The last twelve months have brought the curtain down on a number of exceptional cricketing careers. The exodus started in December 2012, when ex-Australian captain Ricky Ponting retired from Test, and subsequently, all international cricket.
He was shortly followed by his fellow countryman Michael Hussey, fondly known as ‘Mr. Cricket’, who put up his international batting gloves in January 2013. Next, and probably the most important of all time, was the ‘Little Master’ Sachin Tendulkar's retirement in November 2013. However, none of these great cricketers are as irreplaceable as Jacques Kallis, who played his last Test match for South Africa a couple of weeks ago.
For the last eighteen years, South Africa have had the luxury of a cricketer that can bat anywhere in the top order, a bowler who would easily be a third seamer in most other teams and a slip fielder you could bet your life on to catch anything coming his way. If ever a cricketer epitomised the definition of an all-rounder, it was Kallis.
As a batsman, just like Rahul Dravid was nicknamed ‘The Wall of India’, Kallis was ‘The Door of South Africa’. Many people have questioned his tactics and speed of batting, especially when South Africa were in a strong position. This criticism has all come about with the invention of Twenty20 cricket.
Due to the amount and speed at which runs are now scored in this format, pressure is undoubtedly increasing to replicate this same speed and batting numbers in other formats. This is why scores of 300 are now considered par in a fifty-over cricket match, whereas before a score of 300 would have meant almost certain victory for the side that posted it.
However, there is still and always will be room in cricket for solid technicians such as Kallis and Dravid. They are the players that provide the foundation for teams to build on. They often go unnoticed because they soak up all the pressure in a game scenario and allow more flamboyant players to express themselves and drive the game forward. Having said all this, Kallis still holds the record for the fastest Test half-century, which he got against Zimbabwe in 2004, facing only 24 balls.
South African cricket has always been blessed with world-class fast bowlers. All the way from Neil Adcock and Peter Pollock in the 50s and 60s, Fanie de Villiers and Allan Donald in the 90s, right through to the current crop led by Dale Steyn and Morne Morkel. For Kallis to have been a part of this talented group and to have taken so many wickets is quite remarkable.
To many, Kallis’ bowling is of less importance than his batting. This is only true because of the sheer depth of fast bowlers South Africa had at their disposal during his career. In any other team or generation, Kallis would have easily slotted in as a third seamer, which would probably have had a negative effect on his batting due to the increased workload.
Either way, I am sure that any young cricketer wanting to earn his or her trade as a fast bowler would happily accept the number of wickets Kallis has taken throughout his career.

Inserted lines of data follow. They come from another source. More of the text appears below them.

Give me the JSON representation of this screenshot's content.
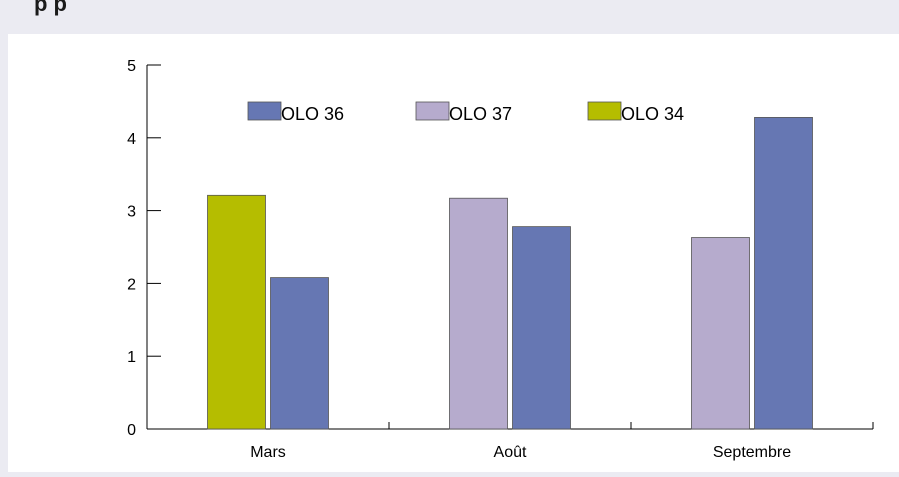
{
  "header": {
    "title_fragment": "p p"
  },
  "chart_data": {
    "type": "bar",
    "categories": [
      "Mars",
      "Août",
      "Septembre"
    ],
    "series": [
      {
        "name": "OLO 36",
        "color": "#6677b3",
        "values": [
          2.08,
          2.78,
          4.28
        ]
      },
      {
        "name": "OLO 37",
        "color": "#b6abcd",
        "values": [
          null,
          3.17,
          2.63
        ]
      },
      {
        "name": "OLO 34",
        "color": "#b5bd00",
        "values": [
          3.21,
          null,
          null
        ]
      }
    ],
    "bar_order": [
      [
        "OLO 34",
        "OLO 36"
      ],
      [
        "OLO 37",
        "OLO 36"
      ],
      [
        "OLO 37",
        "OLO 36"
      ]
    ],
    "ylim": [
      0,
      5
    ],
    "yticks": [
      "0",
      "1",
      "2",
      "3",
      "4",
      "5"
    ],
    "grid": false,
    "legend": "top"
  }
}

Now picture this – you have a cricketer batting in the top order for your team; in addition, they may be required to bowl 10-15 overs a day; but, they are also fielding in one of the most important positions whilst the opposition bats.
The skills and levels of concentration required to successfully carry out even one of these tasks is immense, let alone all three. Kallis has been successfully carrying out all of these roles for his entire career.
His Test cricket statistics tell their own story – over 13,000 runs, placing him third in the all time list of most Test runs;over 250 Test wickets and exactly 200 outfield Test catches, just ten behind Dravid.
Perhaps most importantly, it is the manner in which Kallis has gone about his cricket that will be etched in my memory forever. An intimidating character standing well above six feet and heavily built, he has never taken advantage of his size and rarely lost his temper or let emotions get the better of him on the field. Off the field, he has always been calm and shied away from the limelight, very reminiscent of Ernie Els, the South African golfer nicknamed ‘the Big Easy’.
Even though records mean little to him, there are a number of things Kallis has not achieved which you would generally associate with a truly great cricketer. Two in particular stand out. The first is getting a hundred at Lord's and having your name printed on the Batting Honours List.
Due to his retirement from Tests and him not being needed in the Twenty20 format, this achievement seems beyond his grasp. The second is winning a limited overs cricket World Cup. Kallis has stated previously that he would like to target next year’s fifty-over World Cup as his final tournament. Therefore, he has one chance to rectify the second anomaly.
Just like India played their hearts out for Tendulkar in 2011, who, by the way is also not on the Lord's Batting Honours List, South Africa should do everything they can to give one of their greatest sporting sons a fairytale ending.
Having carried South African cricket for almost two decades, it is time South Africa carried Kallis over this final hurdle.